Happily ever after in America? Sex and self-realization in marriage, 1950–1980
University of New Brunswick
This dissertation explores the intellectual and cultural history of the idea and practice of non-monogamous heterosexual marriage. The second half of the twentieth-century witnessed unprecedented challenges to the traditional notion of lifelong monogamous union. The idea that there was something natural, healthy, or adaptive about the sexually-exclusive marital bond came under fire from scientists and philosophers, social scientists, sex-positive feminists, champions of the counterculture, free-thinking Christians, popular writers and media personalities, utopian sexual revolutionaries, and even marriage counsellors and therapists.

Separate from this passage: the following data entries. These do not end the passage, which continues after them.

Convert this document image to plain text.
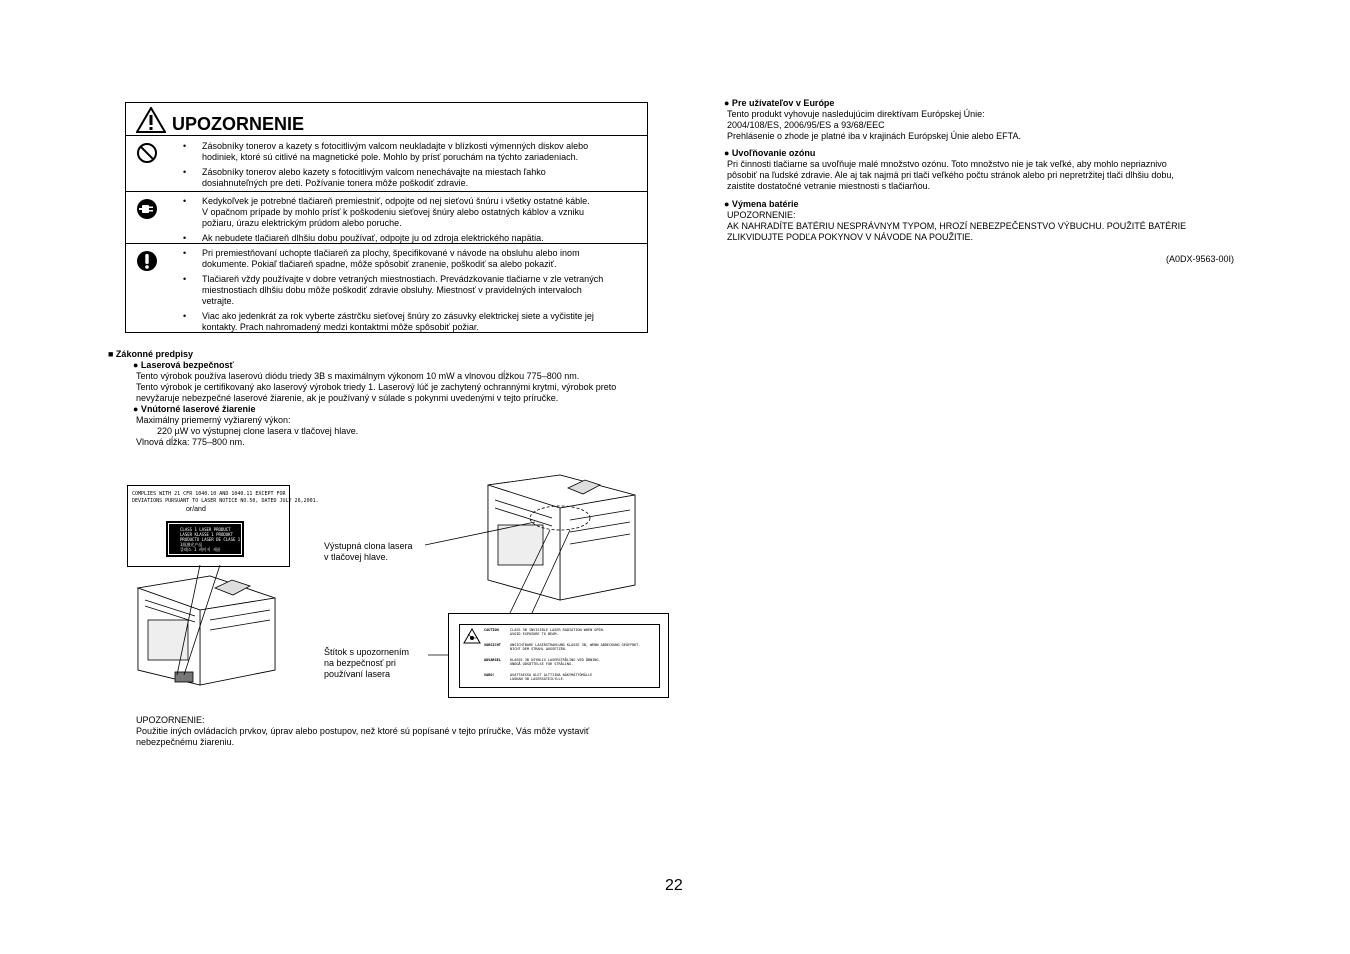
UPOZORNENIE
• Zásobníky tonerov a kazety s fotocitlivým valcom neukladajte v blízkosti výmenných diskov alebo
hodiniek, ktoré sú citlivé na magnetické pole. Mohlo by prísť poruchám na týchto zariadeniach.
• Zásobníky tonerov alebo kazety s fotocitlivým valcom nenechávajte na miestach ľahko
dosiahnuteľných pre deti. Požívanie tonera môže poškodiť zdravie.
• Kedykoľvek je potrebné tlačiareň premiestniť, odpojte od nej sieťovú šnúru i všetky ostatné káble.
V opačnom prípade by mohlo prísť k poškodeniu sieťovej šnúry alebo ostatných káblov a vzniku
požiaru, úrazu elektrickým prúdom alebo poruche.
• Ak nebudete tlačiareň dlhšiu dobu používať, odpojte ju od zdroja elektrického napätia.
• Pri premiestňovaní uchopte tlačiareň za plochy, špecifikované v návode na obsluhu alebo inom
dokumente. Pokiaľ tlačiareň spadne, môže spôsobiť zranenie, poškodiť sa alebo pokaziť.
• Tlačiareň vždy používajte v dobre vetraných miestnostiach. Prevádzkovanie tlačiarne v zle vetraných
miestnostiach dlhšiu dobu môže poškodiť zdravie obsluhy. Miestnosť v pravidelných intervaloch
vetrajte.
• Viac ako jedenkrát za rok vyberte zástrčku sieťovej šnúry zo zásuvky elektrickej siete a vyčistite jej
kontakty. Prach nahromadený medzi kontaktmi môže spôsobiť požiar.
■ Zákonné predpisy
● Laserová bezpečnosť
Tento výrobok používa laserovú diódu triedy 3B s maximálnym výkonom 10 mW a vlnovou dĺžkou 775–800 nm.
Tento výrobok je certifikovaný ako laserový výrobok triedy 1. Laserový lúč je zachytený ochrannými krytmi, výrobok preto
nevyžaruje nebezpečné laserové žiarenie, ak je používaný v súlade s pokynmi uvedenými v tejto príručke.
● Vnútorné laserové žiarenie
Maximálny priemerný vyžiarený výkon:
220 µW vo výstupnej clone lasera v tlačovej hlave.
Vlnová dĺžka: 775–800 nm.
COMPLIES WITH 21 CFR 1040.10 AND 1040.11 EXCEPT FOR
DEVIATIONS PURSUANT TO LASER NOTICE NO.50, DATED JULY 26,2001.
or/and
CLASS 1 LASER PRODUCT
LASER KLASSE 1 PRODUKT
PRODUCTO LASER DE CLASE 1
1級激光产品
클래스 1 레이저 제품	Výstupná clona lasera
v tlačovej hlave.
Štítok s upozornením
na bezpečnosť pri
používaní lasera
CAUTION	CLASS 3B INVISIBLE LASER RADIATION WHEN OPEN.
AVOID EXPOSURE TO BEAM.
VORSICHT	UNSICHTBARE LASERSTRAHLUNG KLASSE 3B, WENN ABDECKUNG GEÖFFNET.
NICHT DEM STRAHL AUSSETZEN.
ADVARSEL	KLASSE 3B USYNLIG LASERSTRÅLING VED ÅBNING.
UNDGÅ UDSÆTTELSE FOR STRÅLING.
VARO!	AVATTAESSA OLET ALTTIINA NÄKYMÄTTÖMÄLLE
LUOKAN 3B LASERSÄTEILYLLE.
UPOZORNENIE:
Použitie iných ovládacích prvkov, úprav alebo postupov, než ktoré sú popísané v tejto príručke, Vás môže vystaviť
nebezpečnému žiareniu.
● Pre užívateľov v Európe
Tento produkt vyhovuje nasledujúcim direktívam Európskej Únie:
2004/108/ES, 2006/95/ES a 93/68/EEC
Prehlásenie o zhode je platné iba v krajinách Európskej Únie alebo EFTA.
● Uvoľňovanie ozónu
Pri činnosti tlačiarne sa uvoľňuje malé množstvo ozónu. Toto množstvo nie je tak veľké, aby mohlo nepriaznivo
pôsobiť na ľudské zdravie. Ale aj tak najmä pri tlači veľkého počtu stránok alebo pri nepretržitej tlači dlhšiu dobu,
zaistite dostatočné vetranie miestnosti s tlačiarňou.
● Výmena batérie
UPOZORNENIE:
AK NAHRADÍTE BATÉRIU NESPRÁVNYM TYPOM, HROZÍ NEBEZPEČENSTVO VÝBUCHU. POUŽITÉ BATÉRIE
ZLIKVIDUJTE PODĽA POKYNOV V NÁVODE NA POUŽITIE.
(A0DX-9563-00I)
22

The study charts this trend from its antecedents in the interwar years, through the postwar baby-boom and the sixties sexual revolution, and into the countercultural utopianism of the 1970s. It presents the first comprehensive historical account of consensual non-monogamy – from open marriage and swinging to group marriage and sexually liberated intentional communities. It explains the decisive influence of feminism, both liberal and radical, on the evolution of consensual non-monogamy. As with feminists, open marriage proponents challenged prevailing norms of sex and gender. It also connects the widespread rejection of monogamy to the insistent call for self-realization resounding through the therapeutic culture. The enthusiasm for open marriage found its unlikely culmination in the controversy sparked by the best-selling Open Marriage: A New Life Style for Couples (1972) by anthropologists Nena and George O’Neill. The discussion kindled by this publication reveals both the wide appeal of the open marriage concept and the role of the “informal public” in enforcing conformity to the institutional mandate of monogamous union. As the rebellions of the 1960s ebbed, the cultural tide turned against sexual exploration and experimentation. A more pessimistic and restrictive cultural environment gradually took hold, and the open marriage movement dissolved in the face of a resurgent family values new Right and a new, sexually conservative, cultural feminism.